Now, you could take two numbers and sum them up or multiply them, but that breaks the equal distribution of numbers and some values will happen more often than others. It's easiest illustrated with a few small values. Let's take a range from 0 to 2 inclusive. All possible combinations:

0+0, 0+1, 0+2
1+0, 1+1, 1+2
2+0, 2+1, 2+2

If you take a close look at all possible combinations, you will notice that the results are not equally probable. 0 and 4 appear only once, 1 and 3 appear both twice and 2 appears 3 times as a result.

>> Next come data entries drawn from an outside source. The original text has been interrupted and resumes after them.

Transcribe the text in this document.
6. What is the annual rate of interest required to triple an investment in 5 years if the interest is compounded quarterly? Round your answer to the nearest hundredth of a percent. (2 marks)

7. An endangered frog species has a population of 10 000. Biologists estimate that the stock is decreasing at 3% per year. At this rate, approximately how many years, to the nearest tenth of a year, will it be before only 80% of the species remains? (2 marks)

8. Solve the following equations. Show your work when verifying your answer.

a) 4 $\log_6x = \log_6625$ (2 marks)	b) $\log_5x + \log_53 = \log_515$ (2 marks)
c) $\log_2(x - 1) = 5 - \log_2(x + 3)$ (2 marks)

The only way to really handle this issue is to combine the values in a way that preserves the equal distribution. If we simplify the entire thing and say it's only possible to generate 1 bit randomly, we can get the values 0 or 1. Now if we do this procedure N times, we can get a number that consists of N bits and all numbers generated in such a way will always be equally likely to appear and the distribution will be preserved. Since we already have 15 bits (32,767) at our disposal to be generated, we can just generate this value twice and then just combine them by shifting one of the numbers to have a 30 bit value.

I implemented this in our foundation library, you can take a look here at line 46 and 47 (or just find "#define HRAND()" if the code has changed since this post was made): https://github.com/AprilAndFriends/hltypes/blob/master/src/hltypesUtil.cpp
I do casting to int64_t, because I have multiplication and division with another 32-bit int so nothing breaks. Incidentally I think this is the same reason why Microsoft limited RAND_MAX to 32,767 in the first place.